Grubun yaptığı önceki araştırmalar, yenilenen derideki yağ hücrelerinin ve kıl köklerinin bağımsız şekilde değil, ayrı ayrı geliştiklerini ve kıl köklerinin her zaman ilk önce geliştiğini göstermişti.
Araştırmacılar kıl köklerinin büyümesinin, aslında yenilenmekte olan derideki yağ hücrelerinin büyümesine yardımcı olduğundan şüphelendi. Bunun üzerine, farelerdeki ve laboratuvarda yetiştirilen insan derisi örneklerindeki yeni oluşan yara dokusunda kıl köklerini uyarırlarsa neler olacağını görmek istediler.
İçinde hiçbir kıl kökü olmayan yara dokusuna bakarsak, böyle bir şey doğada asla gerçekleşmezdi.
Araştırmacılar, kıl kökleri oluşmaya başlar başlamaz, Kemik Morfogenetik Proteini (BMP) adı verilen bir sinyal proteini yaydıklarını ve bunun da aslında yaradaki miyofibroblastları adipozitlere dönüştürdüğünü buldular.
Yaranın iyileştiği yerde bulunan kıl kökleri uzamaya teşvik edildiği zaman, oluşan derinin önceden var olan deriden ayırt edilemediği bulundu.
“Genel olarak, miyofibroblastların farklı bir hücre türü olamayacağı düşünülüyordu” diyor Cotsarelis.
“Ancak bizim yaptığımız çalışma, bu hücrelere etki edebileceğimizi ve bu hücrelerin etkili ve dengeli bir şekilde adipozitlere dönüştürülebileceğini gösteriyor.”
Deneyin şu an sadece bir kavram ispatı niteliğinde olduğunu hatırlamakta fayda var; işlemin farelerde ve insan deri örneklerinde işe yaradığı gösterildi ancak, kıl kökü büyümesini canlı bir insana bağlı olan yarada gerçekleştirmek, tamamen farklı bir olay.

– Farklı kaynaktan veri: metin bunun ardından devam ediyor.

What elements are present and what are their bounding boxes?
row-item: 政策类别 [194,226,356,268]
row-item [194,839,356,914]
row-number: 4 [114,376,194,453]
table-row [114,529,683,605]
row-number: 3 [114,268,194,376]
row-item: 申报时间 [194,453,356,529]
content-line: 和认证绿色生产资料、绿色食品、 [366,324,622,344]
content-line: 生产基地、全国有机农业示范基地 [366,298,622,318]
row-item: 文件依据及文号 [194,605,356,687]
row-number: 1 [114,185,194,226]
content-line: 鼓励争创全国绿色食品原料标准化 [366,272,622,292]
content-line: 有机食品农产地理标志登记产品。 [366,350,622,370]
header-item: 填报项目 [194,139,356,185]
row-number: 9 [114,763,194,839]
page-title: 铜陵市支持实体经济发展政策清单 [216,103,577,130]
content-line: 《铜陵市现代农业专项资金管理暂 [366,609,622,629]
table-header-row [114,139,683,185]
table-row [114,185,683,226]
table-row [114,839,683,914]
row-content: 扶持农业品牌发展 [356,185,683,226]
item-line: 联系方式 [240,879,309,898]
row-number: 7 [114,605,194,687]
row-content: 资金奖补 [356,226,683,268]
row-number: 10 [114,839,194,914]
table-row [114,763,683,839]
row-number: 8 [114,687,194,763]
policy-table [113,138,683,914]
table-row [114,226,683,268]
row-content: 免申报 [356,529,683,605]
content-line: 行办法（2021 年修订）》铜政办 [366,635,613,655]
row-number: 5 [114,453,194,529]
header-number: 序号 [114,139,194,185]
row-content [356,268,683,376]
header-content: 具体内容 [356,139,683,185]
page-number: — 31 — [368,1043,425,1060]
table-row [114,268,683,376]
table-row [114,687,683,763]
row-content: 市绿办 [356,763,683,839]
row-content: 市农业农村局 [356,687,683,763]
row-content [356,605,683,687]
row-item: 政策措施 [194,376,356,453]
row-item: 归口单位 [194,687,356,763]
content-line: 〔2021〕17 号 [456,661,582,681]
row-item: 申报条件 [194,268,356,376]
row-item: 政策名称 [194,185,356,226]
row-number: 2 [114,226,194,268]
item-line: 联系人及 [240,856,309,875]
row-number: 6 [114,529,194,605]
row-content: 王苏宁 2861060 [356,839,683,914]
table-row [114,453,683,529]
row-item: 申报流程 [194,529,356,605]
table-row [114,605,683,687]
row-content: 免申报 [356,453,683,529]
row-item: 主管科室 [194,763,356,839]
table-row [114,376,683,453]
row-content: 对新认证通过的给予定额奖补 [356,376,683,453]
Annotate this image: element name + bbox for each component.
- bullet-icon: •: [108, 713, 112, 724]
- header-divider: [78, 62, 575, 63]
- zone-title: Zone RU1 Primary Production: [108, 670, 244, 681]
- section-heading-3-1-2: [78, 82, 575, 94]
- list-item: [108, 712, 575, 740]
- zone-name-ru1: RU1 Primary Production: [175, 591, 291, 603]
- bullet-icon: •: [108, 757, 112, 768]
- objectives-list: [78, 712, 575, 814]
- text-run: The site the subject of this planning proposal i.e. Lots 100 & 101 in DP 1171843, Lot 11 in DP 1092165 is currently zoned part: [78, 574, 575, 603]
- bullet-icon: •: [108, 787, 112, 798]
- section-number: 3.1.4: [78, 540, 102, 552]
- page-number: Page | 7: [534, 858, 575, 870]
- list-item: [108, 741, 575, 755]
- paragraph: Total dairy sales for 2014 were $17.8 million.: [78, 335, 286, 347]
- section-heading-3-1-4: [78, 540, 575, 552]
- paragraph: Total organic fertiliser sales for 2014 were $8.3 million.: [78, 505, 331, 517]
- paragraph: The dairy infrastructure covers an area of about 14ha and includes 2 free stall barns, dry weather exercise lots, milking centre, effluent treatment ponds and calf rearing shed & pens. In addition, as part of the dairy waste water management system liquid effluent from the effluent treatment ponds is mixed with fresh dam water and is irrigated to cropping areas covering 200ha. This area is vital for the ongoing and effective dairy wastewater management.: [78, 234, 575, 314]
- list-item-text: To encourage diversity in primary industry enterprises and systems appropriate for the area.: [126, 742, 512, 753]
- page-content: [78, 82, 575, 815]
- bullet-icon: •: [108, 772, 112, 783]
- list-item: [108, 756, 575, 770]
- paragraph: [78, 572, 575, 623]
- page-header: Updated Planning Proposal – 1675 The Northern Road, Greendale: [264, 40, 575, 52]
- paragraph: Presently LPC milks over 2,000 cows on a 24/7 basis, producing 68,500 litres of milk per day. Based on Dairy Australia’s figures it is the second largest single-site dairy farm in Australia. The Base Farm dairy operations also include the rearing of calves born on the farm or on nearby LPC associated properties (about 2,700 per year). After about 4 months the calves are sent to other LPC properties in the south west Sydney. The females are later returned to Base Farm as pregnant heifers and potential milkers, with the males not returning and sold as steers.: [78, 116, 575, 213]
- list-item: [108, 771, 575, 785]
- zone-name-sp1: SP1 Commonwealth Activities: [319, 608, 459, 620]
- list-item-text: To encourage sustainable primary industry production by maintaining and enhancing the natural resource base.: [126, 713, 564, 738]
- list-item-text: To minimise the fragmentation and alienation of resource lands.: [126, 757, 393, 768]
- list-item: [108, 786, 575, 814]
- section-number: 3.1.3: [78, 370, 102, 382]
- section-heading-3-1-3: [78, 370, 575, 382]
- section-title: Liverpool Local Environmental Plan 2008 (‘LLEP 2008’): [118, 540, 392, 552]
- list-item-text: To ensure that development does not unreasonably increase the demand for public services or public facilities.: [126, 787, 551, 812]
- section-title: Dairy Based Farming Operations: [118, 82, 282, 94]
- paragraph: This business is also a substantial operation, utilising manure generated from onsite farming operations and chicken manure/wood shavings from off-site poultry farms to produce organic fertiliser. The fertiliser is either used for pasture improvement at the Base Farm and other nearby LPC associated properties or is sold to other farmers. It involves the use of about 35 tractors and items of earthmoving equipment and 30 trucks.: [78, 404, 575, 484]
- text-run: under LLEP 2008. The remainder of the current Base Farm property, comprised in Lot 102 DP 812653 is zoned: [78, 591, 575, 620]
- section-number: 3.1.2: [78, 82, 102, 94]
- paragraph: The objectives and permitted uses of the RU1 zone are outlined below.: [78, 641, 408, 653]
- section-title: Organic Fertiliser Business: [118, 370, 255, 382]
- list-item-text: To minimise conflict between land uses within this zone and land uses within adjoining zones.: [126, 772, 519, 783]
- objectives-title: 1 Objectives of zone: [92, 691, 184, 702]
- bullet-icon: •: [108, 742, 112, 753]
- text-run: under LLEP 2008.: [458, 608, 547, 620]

Fakat bu büyük bir gelişme, çünkü bilim insanları yakın zamana kadar, memelilerde miyofibroblastları adipozitlere dönüştürmenin biyolojik olarak imkansız olduğunu düşünüyordu.
Eğer takım bu sonuçları insanlarda yapılacak deneyde bir şekilde tekrarlayabilirse (örneğin, yara dokusunda Kemik Morfogenetik Proteinini nasıl yönlendireceklerini çözerlerse), doğal şekilde yenilenmiş deriden ayırt edilemeyen, tamamen yeni yara iyileştirme yöntemlerine kapı açılabilir.
Derimizin neden sızdırmadığını daha yeni keşfettiğimiz düşünülürse, her 24 saatte bir yaklaşık 500 milyon hücre döküyor olmamıza rağmen, insan vücudunun en büyük organı hakkında hâlâ öğrenmemiz gereken bir sürü şey var.
Bu bilgilerin bazılarının, gelecekte yaraları iz bırakmadan iyileştirmeye yardımcı olan tedavilere yol açmasını umalım; çünkü cidden, acı zaten yeterince kötü.
Bu olana kadar, enfeksiyon tehlikesi düşük olan yaralarda yara izlerini azaltmak için, yarayı vazelin veya hidrojel ile nemli tutmak, temiz tutmak, yara iyileşene kadar aşırı güneş ışığından kaçınmak, yaraya baskı uygulamamak veya germemek, günde iki defa olmak üzere birkaç dakika basit bir masaj yapmak gerekiyor.
Jel veya vazelin gibi şeyler, kullanımın ilk 12 haftasında en yüksek faydayı sağlıyorlar ancak bazı durumlarda altı ila 12 ay boyunca kullanılması önerilebiliyor. Kapayıcı bir giyimle bile, bir yaranın tamamen kaybolması birkaç ay ve bazen bir yıldan fazla sürebiliyor. Yara izi konusunda diğer tedavi seçenekleri için dermatologlara danışmanız öneriliyor.
Takımın araştırması Science bülteninde yayınlandı.